Shift more juice to the weapon banks, and your batteries powering the light-weapon turrets charge faster and allow for more consistent fire. Finding a good balance between controlling the camera with the mouse and mastering the keyboard shortcuts is vital to success against difficult opponents. And because ship movement can be linked to the keyboard or the mouse, it requires some trial and error to find the best setup. While I made the most use of the auto fire function, manual fire is just as viable, depending on the how good you are at multitasking. In my engineer pirate-killer role, I focus on upgrading my nimble, corvette-class ship to dodge incoming fire. This preserves my shields so the computer can keep firing away.

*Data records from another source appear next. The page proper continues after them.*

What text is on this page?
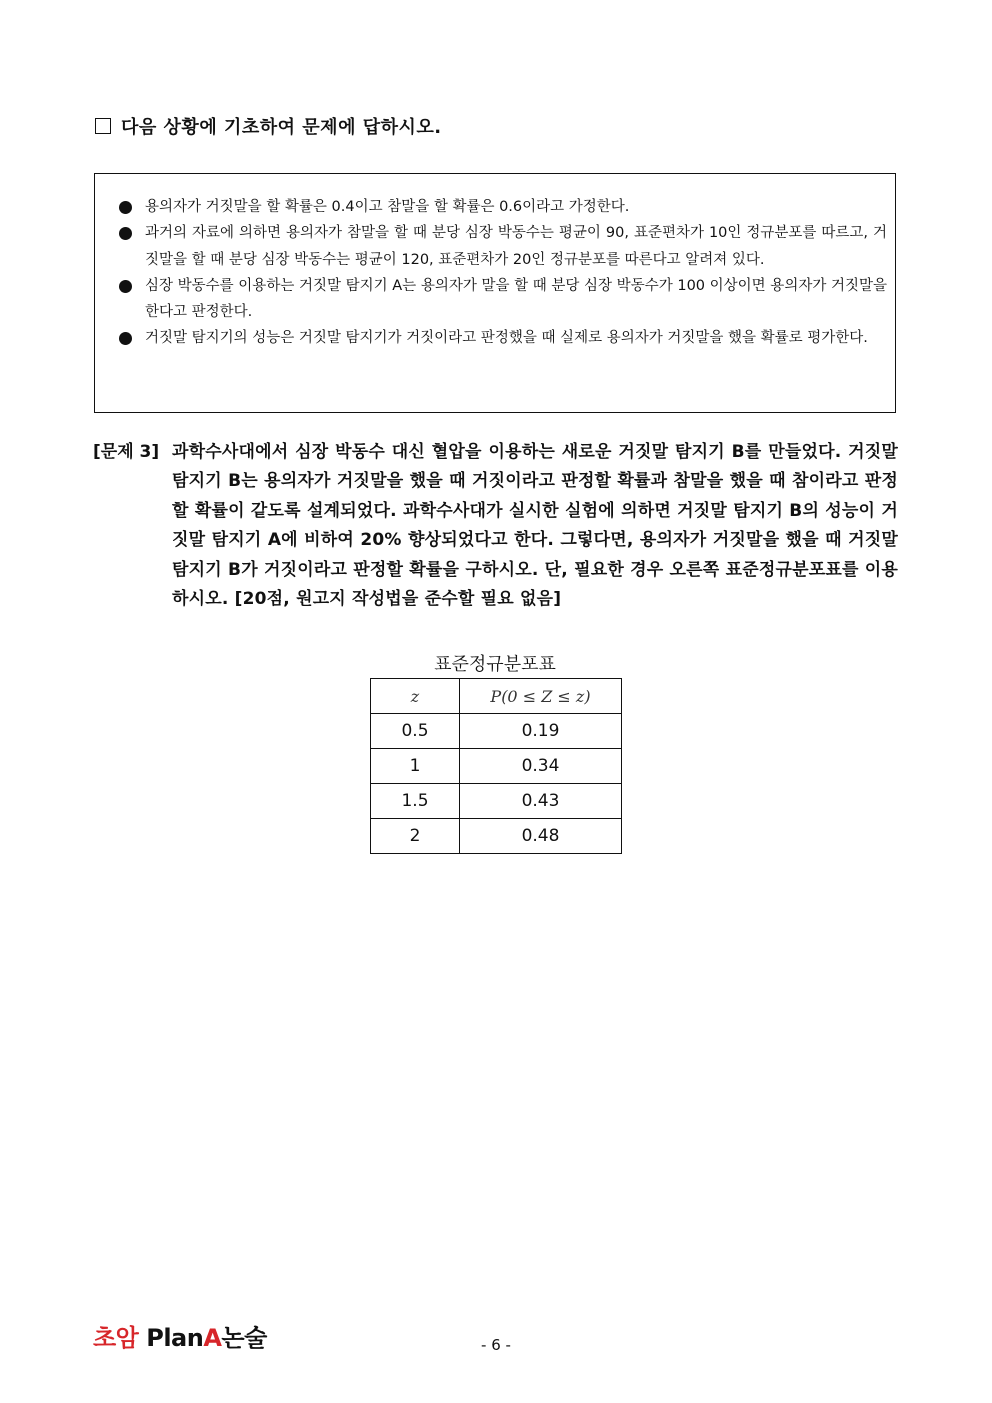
다음 상황에 기초하여 문제에 답하시오.
용의자가 거짓말을 할 확률은 0.4이고 참말을 할 확률은 0.6이라고 가정한다.
과거의 자료에 의하면 용의자가 참말을 할 때 분당 심장 박동수는 평균이 90, 표준편차가 10인 정규분포를 따르고, 거짓말을 할 때 분당 심장 박동수는 평균이 120, 표준편차가 20인 정규분포를 따른다고 알려져 있다.
심장 박동수를 이용하는 거짓말 탐지기 A는 용의자가 말을 할 때 분당 심장 박동수가 100 이상이면 용의자가 거짓말을 한다고 판정한다.
거짓말 탐지기의 성능은 거짓말 탐지기가 거짓이라고 판정했을 때 실제로 용의자가 거짓말을 했을 확률로 평가한다.
[문제 3] 과학수사대에서 심장 박동수 대신 혈압을 이용하는 새로운 거짓말 탐지기 B를 만들었다. 거짓말 탐지기 B는 용의자가 거짓말을 했을 때 거짓이라고 판정할 확률과 참말을 했을 때 참이라고 판정할 확률이 같도록 설계되었다. 과학수사대가 실시한 실험에 의하면 거짓말 탐지기 B의 성능이 거짓말 탐지기 A에 비하여 20% 향상되었다고 한다. 그렇다면, 용의자가 거짓말을 했을 때 거짓말 탐지기 B가 거짓이라고 판정할 확률을 구하시오. 단, 필요한 경우 오른쪽 표준정규분포표를 이용하시오. [20점, 원고지 작성법을 준수할 필요 없음]
표준정규분포표
z	P(0 ≤ Z ≤ z)
0.5	0.19
1	0.34
1.5	0.43
2	0.48
초암 PlanA논술	- 6 -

There are also skills you can level up to boost weapons, create dangerous anomalies, or increase ship agility, depending on your character’s particular specialization. As you gain levels, you can apply upgrade points to your skill areas for an in-combat advantage accessed through a hotkey. Purchased items like shield boosters, repair bots, and speed buffs, among many others, add another layer of complexity to combat.
What I enjoy about Starpoint Gemini 2 is its willingness to leave me alone in the universe it puts on display, while also using careful and dynamic design to ensure there’s always a new goal to chase after. Most satisfying is that I get to decide what kind of adventurer I want to be: the crusty freighter captain, the fly-by-night smuggler, or the faction outcast. It’s all there to play. SG2 gives me a dynamic backdrop, great visuals, and thoughtful music so I can build my off-world identity. It’s where I want to be.